Wall Street would say any QE was wildly effective, but, the American work force would disagree. If one considers the principles behind austerity and it's failure to stabilize and grow an economy, the only reasonable path to improve the economy was indulging Wall Street's wildest dreams in order to eke out at least 2% more circulating capital. QE pandered to the fact the banks had the power in 'too big to fail' and the only way that was going to change was to place so much money in their reserves they were willing to waste 2% by chance there would be a return on those monies. 

It is even easier to point to that fact in realizing the excessive indulgence with the London Whale. The monies lost by JP Morgan was chump change for the most part. It is that 'standard' of banking strategy that was at least working to return some employment in the USA. 

The policy changes that needed to occur to increase US Treasury income to reduce national debt and  to reduce taxes to increase circulating capital was very difficult to achieve. The lack of movement of policy changes primarily stalled after 2010 because the GOP's insistence to adhere to their election rhetoric.
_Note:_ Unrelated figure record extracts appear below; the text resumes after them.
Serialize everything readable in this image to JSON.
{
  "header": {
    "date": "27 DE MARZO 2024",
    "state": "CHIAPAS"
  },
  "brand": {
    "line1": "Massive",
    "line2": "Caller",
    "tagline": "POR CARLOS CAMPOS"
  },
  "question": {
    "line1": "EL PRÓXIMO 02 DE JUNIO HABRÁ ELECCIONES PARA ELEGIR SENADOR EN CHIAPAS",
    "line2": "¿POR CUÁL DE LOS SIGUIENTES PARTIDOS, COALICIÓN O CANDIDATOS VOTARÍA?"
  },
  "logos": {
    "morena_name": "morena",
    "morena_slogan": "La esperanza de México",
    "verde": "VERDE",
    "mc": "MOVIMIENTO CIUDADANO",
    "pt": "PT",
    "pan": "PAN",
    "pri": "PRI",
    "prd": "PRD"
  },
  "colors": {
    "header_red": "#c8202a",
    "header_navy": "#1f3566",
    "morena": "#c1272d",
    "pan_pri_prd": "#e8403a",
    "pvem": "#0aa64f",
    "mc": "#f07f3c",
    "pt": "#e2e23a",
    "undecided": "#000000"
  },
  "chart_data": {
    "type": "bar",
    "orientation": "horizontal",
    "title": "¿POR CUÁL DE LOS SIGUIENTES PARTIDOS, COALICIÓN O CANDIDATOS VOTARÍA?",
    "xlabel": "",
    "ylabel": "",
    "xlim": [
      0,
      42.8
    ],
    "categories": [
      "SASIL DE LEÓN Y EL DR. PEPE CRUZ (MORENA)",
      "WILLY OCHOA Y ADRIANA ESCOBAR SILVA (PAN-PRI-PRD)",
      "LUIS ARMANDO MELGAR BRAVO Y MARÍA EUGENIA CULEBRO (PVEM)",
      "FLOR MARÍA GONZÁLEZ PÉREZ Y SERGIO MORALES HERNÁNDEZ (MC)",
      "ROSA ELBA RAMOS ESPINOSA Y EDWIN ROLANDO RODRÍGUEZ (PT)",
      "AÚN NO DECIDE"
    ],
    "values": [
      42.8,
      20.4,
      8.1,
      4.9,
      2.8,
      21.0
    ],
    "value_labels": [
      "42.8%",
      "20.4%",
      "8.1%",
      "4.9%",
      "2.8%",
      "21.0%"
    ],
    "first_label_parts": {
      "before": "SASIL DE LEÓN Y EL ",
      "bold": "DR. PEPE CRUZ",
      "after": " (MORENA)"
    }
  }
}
That rhetoric was set by the Tea Party and the growth of the USA slowed and has remained sluggish due to that party priority.

The sluggish USA economy received hard realities in that the GOP's austerity would even side line the Blue Angels for year while the banks were hoarding their reserves without lending.

At least The Fed managed to manipulate the banks enough to push through some circulating capital.
Nowhere is this phenomenon more pronounced than in the United States, where the Federal Reserve has reduced interest rates to unprecedented levels and, through quantitative easing (QE), augmented bank reserves by purchasing financial assets. But inflation – which rapid money-supply expansion inevitably fuels – has so far remained subdued, at roughly 2%, because banks are not using their swelling reserves to expand credit and increase liquidity. While this is keeping price volatility in check, it is also hindering employment growth.